RAUL - Eu acho que tanto Caetano como Gil, embora sendo trabalhos diferentes, são incríveis.
O PASQUIM – Você falou sobre Caetano e Gil, falou sobre Jonh Lennon. E a sua influência do Bob Dylan?
RAUL - Isso é engraçado, todo mundo fala sobre esse negócio do Bob Dylan. Eu gosto de Dylan, mas não foi uma coisa marcante.
O PASQUIM – Seu espetáculo é a aplaudido
com um entusiasmo, digamos assim, com uma zorra total no teatro. Isso
pode ser a força de seu recado. Um recado tão forte que o pessoal quer
aplaudir, mas o recado ainda está um pouco na frente do momento. O que
você acha?
RAUL - Eu não vou dizer por mim,
mas Paulo Coelho acha isso. Ele acha que as pessoas ainda estão em
dúvida, estão com um certo receio, assustam um pouco.

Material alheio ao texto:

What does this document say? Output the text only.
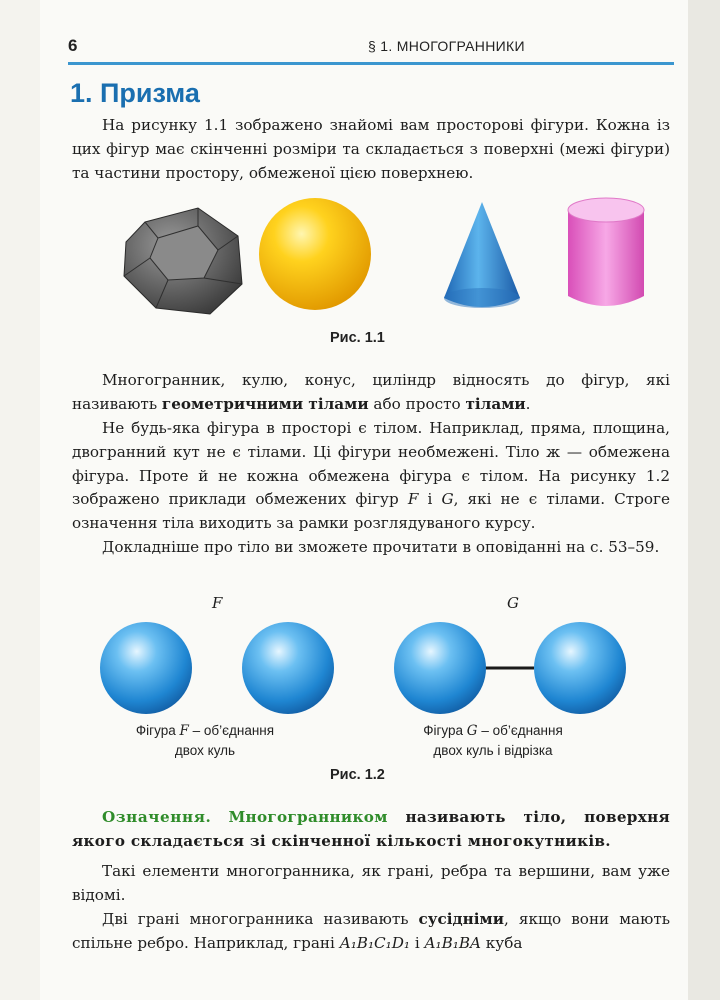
6	§ 1. МНОГОГРАННИКИ
1. Призма
На рисунку 1.1 зображено знайомі вам просторові фігури. Кожна із цих фігур має скінченні розміри та складається з поверхні (межі фігури) та частини простору, обмеженої цією поверхнею.
Рис. 1.1
Многогранник, кулю, конус, циліндр відносять до фігур, які називають геометричними тілами або просто тілами.
Не будь-яка фігура в просторі є тілом. Наприклад, пряма, площина, двогранний кут не є тілами. Ці фігури необмежені. Тіло ж — обмежена фігура. Проте й не кожна обмежена фігура є тілом. На рисунку 1.2 зображено приклади обмежених фігур F і G, які не є тілами. Строге означення тіла виходить за рамки розглядуваного курсу.
Докладніше про тіло ви зможете прочитати в оповіданні на с. 53–59.
F	G
Фігура F – об’єднання
двох куль
Фігура G – об’єднання
двох куль і відрізка
Рис. 1.2
Означення. Многогранником називають тіло, поверхня якого складається зі скінченної кількості многокутників.
Такі елементи многогранника, як грані, ребра та вершини, вам уже відомі.
Дві грані многогранника називають сусідніми, якщо вони мають спільне ребро. Наприклад, грані A₁B₁C₁D₁ і A₁B₁BA куба
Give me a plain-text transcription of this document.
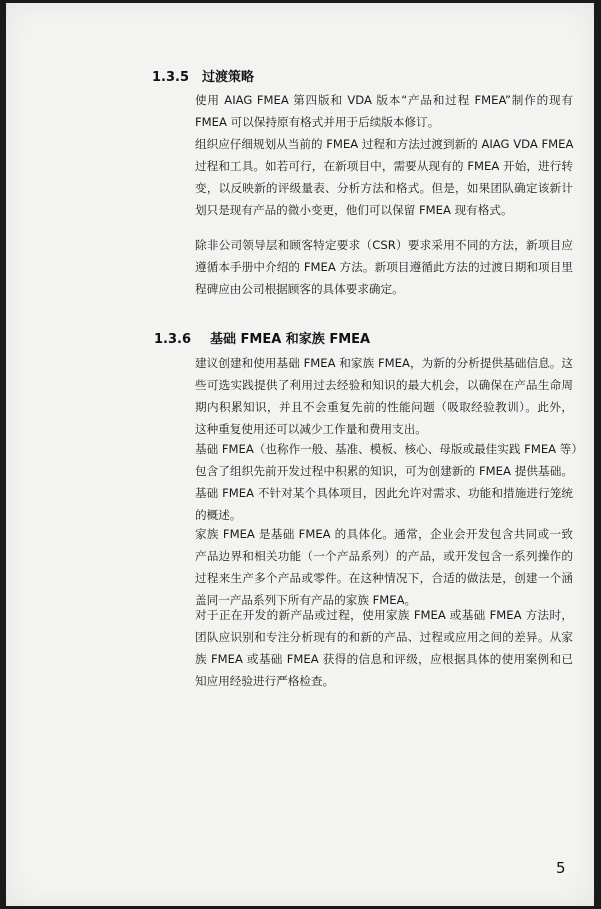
1.3.5 过渡策略
使用 AIAG FMEA 第四版和 VDA 版本“产品和过程 FMEA”制作的现有
FMEA 可以保持原有格式并用于后续版本修订。
组织应仔细规划从当前的 FMEA 过程和方法过渡到新的 AIAG VDA FMEA
过程和工具。如若可行，在新项目中，需要从现有的 FMEA 开始，进行转
变，以反映新的评级量表、分析方法和格式。但是，如果团队确定该新计
划只是现有产品的微小变更，他们可以保留 FMEA 现有格式。
除非公司领导层和顾客特定要求（CSR）要求采用不同的方法，新项目应
遵循本手册中介绍的 FMEA 方法。新项目遵循此方法的过渡日期和项目里
程碑应由公司根据顾客的具体要求确定。
1.3.6 基础 FMEA 和家族 FMEA
建议创建和使用基础 FMEA 和家族 FMEA，为新的分析提供基础信息。这
些可选实践提供了利用过去经验和知识的最大机会，以确保在产品生命周
期内积累知识，并且不会重复先前的性能问题（吸取经验教训）。此外，
这种重复使用还可以减少工作量和费用支出。
基础 FMEA（也称作一般、基准、模板、核心、母版或最佳实践 FMEA 等）
包含了组织先前开发过程中积累的知识，可为创建新的 FMEA 提供基础。
基础 FMEA 不针对某个具体项目，因此允许对需求、功能和措施进行笼统
的概述。
家族 FMEA 是基础 FMEA 的具体化。通常，企业会开发包含共同或一致
产品边界和相关功能（一个产品系列）的产品，或开发包含一系列操作的
过程来生产多个产品或零件。在这种情况下，合适的做法是，创建一个涵
盖同一产品系列下所有产品的家族 FMEA。
对于正在开发的新产品或过程，使用家族 FMEA 或基础 FMEA 方法时，
团队应识别和专注分析现有的和新的产品、过程或应用之间的差异。从家
族 FMEA 或基础 FMEA 获得的信息和评级，应根据具体的使用案例和已
知应用经验进行严格检查。
5
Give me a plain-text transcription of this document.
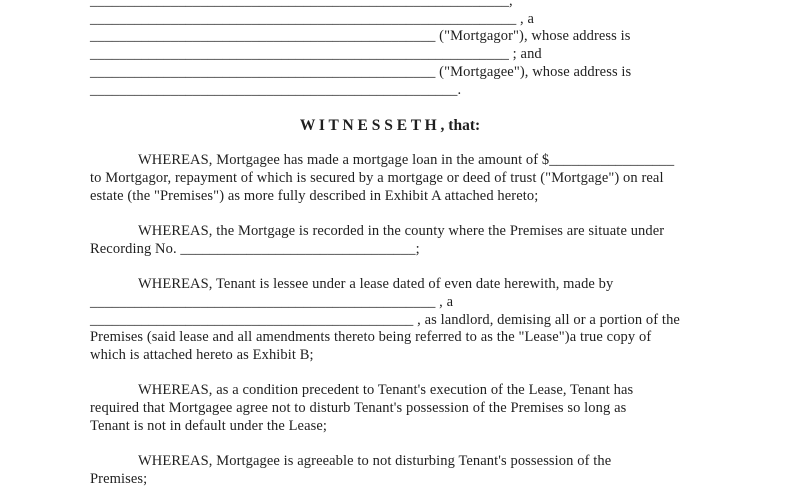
_________________________________________________________,
__________________________________________________________ , a
_______________________________________________ ("Mortgagor"), whose address is
_________________________________________________________ ; and
_______________________________________________ ("Mortgagee"), whose address is
__________________________________________________.
W I T N E S S E T H , that:
WHEREAS, Mortgagee has made a mortgage loan in the amount of $_________________
to Mortgagor, repayment of which is secured by a mortgage or deed of trust ("Mortgage") on real
estate (the "Premises") as more fully described in Exhibit A attached hereto;
WHEREAS, the Mortgage is recorded in the county where the Premises are situate under
Recording No. ________________________________;
WHEREAS, Tenant is lessee under a lease dated of even date herewith, made by
_______________________________________________ , a
____________________________________________ , as landlord, demising all or a portion of the
Premises (said lease and all amendments thereto being referred to as the "Lease")a true copy of
which is attached hereto as Exhibit B;
WHEREAS, as a condition precedent to Tenant's execution of the Lease, Tenant has
required that Mortgagee agree not to disturb Tenant's possession of the Premises so long as
Tenant is not in default under the Lease;
WHEREAS, Mortgagee is agreeable to not disturbing Tenant's possession of the
Premises;
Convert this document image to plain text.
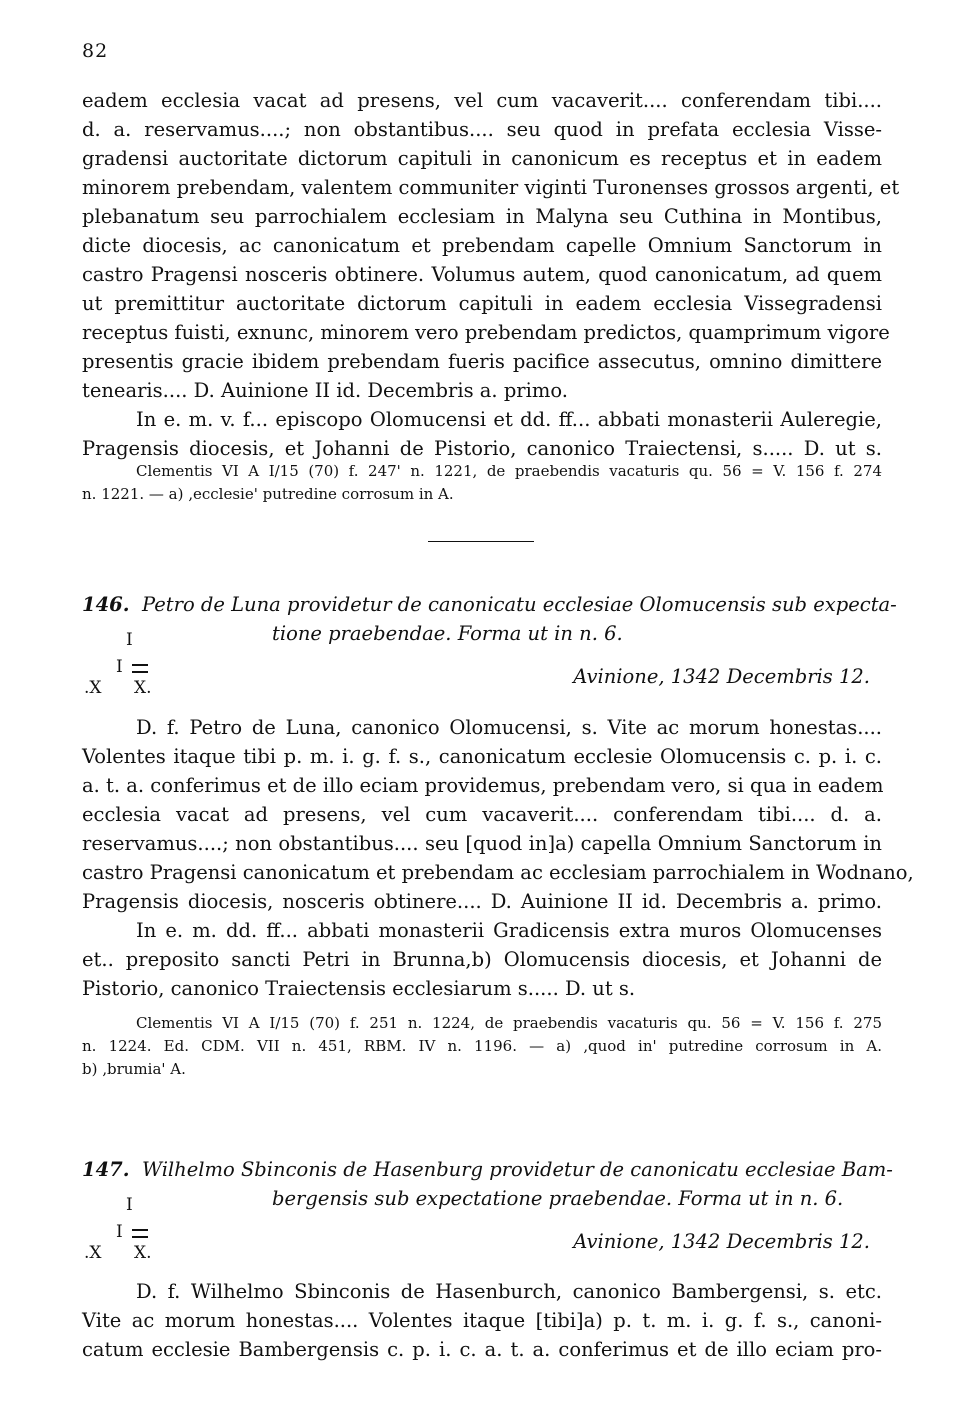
82
eadem ecclesia vacat ad presens, vel cum vacaverit.... conferendam tibi....
d. a. reservamus....; non obstantibus.... seu quod in prefata ecclesia Visse-
gradensi auctoritate dictorum capituli in canonicum es receptus et in eadem
minorem prebendam, valentem communiter viginti Turonenses grossos argenti, et
plebanatum seu parrochialem ecclesiam in Malyna seu Cuthina in Montibus,
dicte diocesis, ac canonicatum et prebendam capelle Omnium Sanctorum in
castro Pragensi nosceris obtinere. Volumus autem, quod canonicatum, ad quem
ut premittitur auctoritate dictorum capituli in eadem ecclesia Vissegradensi
receptus fuisti, exnunc, minorem vero prebendam predictos, quamprimum vigore
presentis gracie ibidem prebendam fueris pacifice assecutus, omnino dimittere
tenearis.... D. Auinione II id. Decembris a. primo.
In e. m. v. f... episcopo Olomucensi et dd. ff... abbati monasterii Auleregie,
Pragensis diocesis, et Johanni de Pistorio, canonico Traiectensi, s..... D. ut s.
Clementis VI A I/15 (70) f. 247' n. 1221, de praebendis vacaturis qu. 56 = V. 156 f. 274
n. 1221. — a) ‚ecclesie' putredine corrosum in A.
146. Petro de Luna providetur de canonicatu ecclesiae Olomucensis sub expecta-
tione praebendae. Forma ut in n. 6.
Avinione, 1342 Decembris 12.
I
I
.X X.
D. f. Petro de Luna, canonico Olomucensi, s. Vite ac morum honestas....
Volentes itaque tibi p. m. i. g. f. s., canonicatum ecclesie Olomucensis c. p. i. c.
a. t. a. conferimus et de illo eciam providemus, prebendam vero, si qua in eadem
ecclesia vacat ad presens, vel cum vacaverit.... conferendam tibi.... d. a.
reservamus....; non obstantibus.... seu [quod in]a) capella Omnium Sanctorum in
castro Pragensi canonicatum et prebendam ac ecclesiam parrochialem in Wodnano,
Pragensis diocesis, nosceris obtinere.... D. Auinione II id. Decembris a. primo.
In e. m. dd. ff... abbati monasterii Gradicensis extra muros Olomucenses
et.. preposito sancti Petri in Brunna,b) Olomucensis diocesis, et Johanni de
Pistorio, canonico Traiectensis ecclesiarum s..... D. ut s.
Clementis VI A I/15 (70) f. 251 n. 1224, de praebendis vacaturis qu. 56 = V. 156 f. 275
n. 1224. Ed. CDM. VII n. 451, RBM. IV n. 1196. — a) ‚quod in' putredine corrosum in A.
b) ‚brumia' A.
147. Wilhelmo Sbinconis de Hasenburg providetur de canonicatu ecclesiae Bam-
bergensis sub expectatione praebendae. Forma ut in n. 6.
Avinione, 1342 Decembris 12.
I
I
.X X.
D. f. Wilhelmo Sbinconis de Hasenburch, canonico Bambergensi, s. etc.
Vite ac morum honestas.... Volentes itaque [tibi]a) p. t. m. i. g. f. s., canoni-
catum ecclesie Bambergensis c. p. i. c. a. t. a. conferimus et de illo eciam pro-
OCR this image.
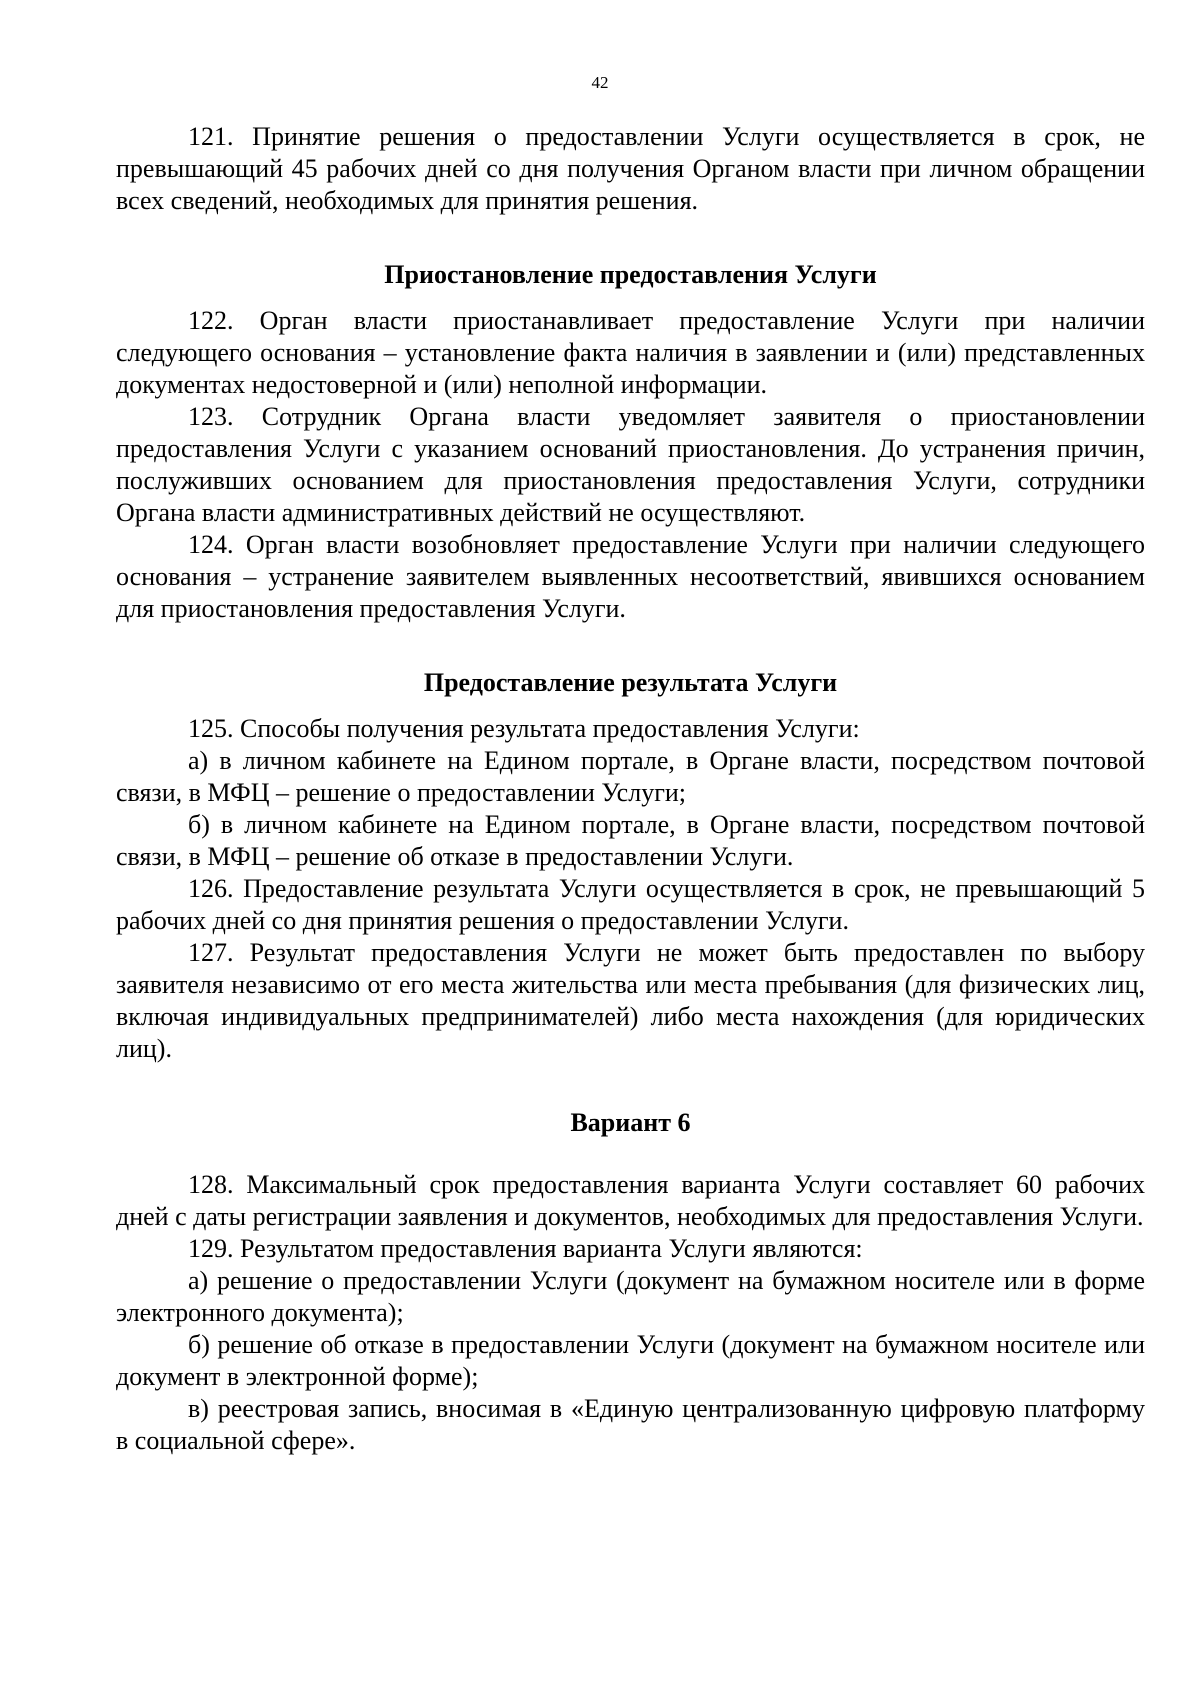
42

121. Принятие решения о предоставлении Услуги осуществляется в срок, не превышающий 45 рабочих дней со дня получения Органом власти при личном обращении всех сведений, необходимых для принятия решения.

Приостановление предоставления Услуги

122. Орган власти приостанавливает предоставление Услуги при наличии следующего основания – установление факта наличия в заявлении и (или) представленных документах недостоверной и (или) неполной информации.

123. Сотрудник Органа власти уведомляет заявителя о приостановлении предоставления Услуги с указанием оснований приостановления. До устранения причин, послуживших основанием для приостановления предоставления Услуги, сотрудники Органа власти административных действий не осуществляют.

124. Орган власти возобновляет предоставление Услуги при наличии следующего основания – устранение заявителем выявленных несоответствий, явившихся основанием для приостановления предоставления Услуги.

Предоставление результата Услуги

125. Способы получения результата предоставления Услуги:

а) в личном кабинете на Едином портале, в Органе власти, посредством почтовой связи, в МФЦ – решение о предоставлении Услуги;

б) в личном кабинете на Едином портале, в Органе власти, посредством почтовой связи, в МФЦ – решение об отказе в предоставлении Услуги.

126. Предоставление результата Услуги осуществляется в срок, не превышающий 5 рабочих дней со дня принятия решения о предоставлении Услуги.

127. Результат предоставления Услуги не может быть предоставлен по выбору заявителя независимо от его места жительства или места пребывания (для физических лиц, включая индивидуальных предпринимателей) либо места нахождения (для юридических лиц).

Вариант 6

128. Максимальный срок предоставления варианта Услуги составляет 60 рабочих дней с даты регистрации заявления и документов, необходимых для предоставления Услуги.

129. Результатом предоставления варианта Услуги являются:

а) решение о предоставлении Услуги (документ на бумажном носителе или в форме электронного документа);

б) решение об отказе в предоставлении Услуги (документ на бумажном носителе или документ в электронной форме);

в) реестровая запись, вносимая в «Единую централизованную цифровую платформу в социальной сфере».
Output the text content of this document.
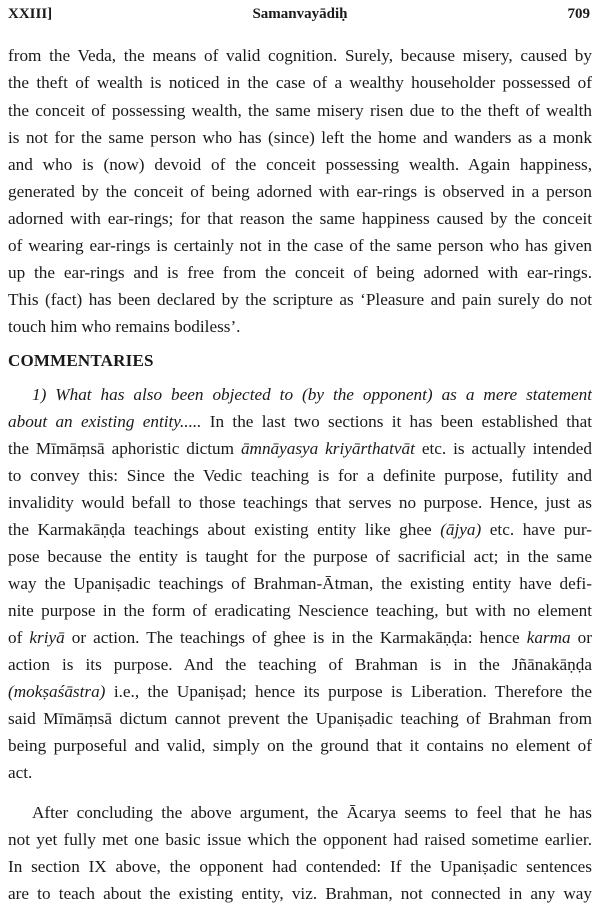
XXIII]	Samanvayādiḥ	709
from the Veda, the means of valid cognition. Surely, because misery, caused by
the theft of wealth is noticed in the case of a wealthy householder possessed of
the conceit of possessing wealth, the same misery risen due to the theft of wealth
is not for the same person who has (since) left the home and wanders as a monk
and who is (now) devoid of the conceit possessing wealth. Again happiness,
generated by the conceit of being adorned with ear-rings is observed in a person
adorned with ear-rings; for that reason the same happiness caused by the conceit
of wearing ear-rings is certainly not in the case of the same person who has given
up the ear-rings and is free from the conceit of being adorned with ear-rings.
This (fact) has been declared by the scripture as ‘Pleasure and pain surely do not
touch him who remains bodiless’.
COMMENTARIES
1) What has also been objected to (by the opponent) as a mere statement
about an existing entity..... In the last two sections it has been established that
the Mīmāṃsā aphoristic dictum āmnāyasya kriyārthatvāt etc. is actually intended
to convey this: Since the Vedic teaching is for a definite purpose, futility and
invalidity would befall to those teachings that serves no purpose. Hence, just as
the Karmakāṇḍa teachings about existing entity like ghee (ājya) etc. have pur-
pose because the entity is taught for the purpose of sacrificial act; in the same
way the Upaniṣadic teachings of Brahman-Ātman, the existing entity have defi-
nite purpose in the form of eradicating Nescience teaching, but with no element
of kriyā or action. The teachings of ghee is in the Karmakāṇḍa: hence karma or
action is its purpose. And the teaching of Brahman is in the Jñānakāṇḍa
(mokṣaśāstra) i.e., the Upaniṣad; hence its purpose is Liberation. Therefore the
said Mīmāṃsā dictum cannot prevent the Upaniṣadic teaching of Brahman from
being purposeful and valid, simply on the ground that it contains no element of
act.
After concluding the above argument, the Ācarya seems to feel that he has
not yet fully met one basic issue which the opponent had raised sometime earlier.
In section IX above, the opponent had contended: If the Upaniṣadic sentences
are to teach about the existing entity, viz. Brahman, not connected in any way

O PASQUIM – Raul, você falou sobre a sociedade. E outros planos para o futuro?
RAUL - Eu já tô com o meu segundo
LP na cabeça. É como um degrau. Eu dividi o trabalho em quatro fases,
simbólicas, é claro, dentro daquilo que nós já falamos, de magicismo.
Fase Terra, Fase Fogo, Fase Água e Fase Ar. Somente com a identificação.
Essa fase fogo vai ser diferente dessa, dentro do mesmo tipo de música,
mas não exatamente iê-iê-iê. É outra coisa, eu prefiro que seja
surpresa. Vejam depois de pronto. Eu tô seguindo uma orientação geral,
em que eu recebo e dou informações. Em todos os quatro cantos do mundo, a
gente tá sempre recebendo, tá tendo informações. Essa outra fase é uma
fase de escada mesmo. Um lugar que você vai chegando gradativamente,
sabendo aos poucos.
O PASQUIM – Basicamente que público você atinge?
RAUL - Todas as classes. Isso é
que é bom. Sabe por quê? Eles assimilaram Ouro de Tolo dentro de níveis
diferentes, mas no fundo era a mesma coisa. O intelectual recebia de uma
maneira, o operário de outra. Lá em casa tá acontecendo uma coisa muito
engraçada. Atrás do edifício estão construindo um outro enorme, então
os operários cantam o dia inteiro Ouro de Tolo, com versos que eles
adaptam para a realidade deles. Eles transformam os versos, dizem: “Eu
devia estar feliz por que eu ganho vinte cruzeiros por dia e o
engenheiro desgraçado aí…” Eu ouço o dia inteiro eles cantando isso aí. E
as cartas que eu recebi da revista POP, que fez uma transação aí,
negócio de “Diga o que você acha da música Ouro de Tolo.” Veio do Brasil
inteiro. Fantásticas aquelas cartas, eu guardo um monte. Eu li essas
cartas todas. Todo mundo entendeu, dentro de uma conotação própria,
dentro de um nível diferente. Eu achei fantástico isso. Quer dizer que
tá funcionando.
O PASQUIM – Você tem algo a declarar para as novas gerações?
RAUL - Não, é uma juventude sadia, alegre, satisfeita, feliz e contente. Comendo alpiste. Amém.
#Entrevista publicada no extinto Pasquim em novembro de 1973.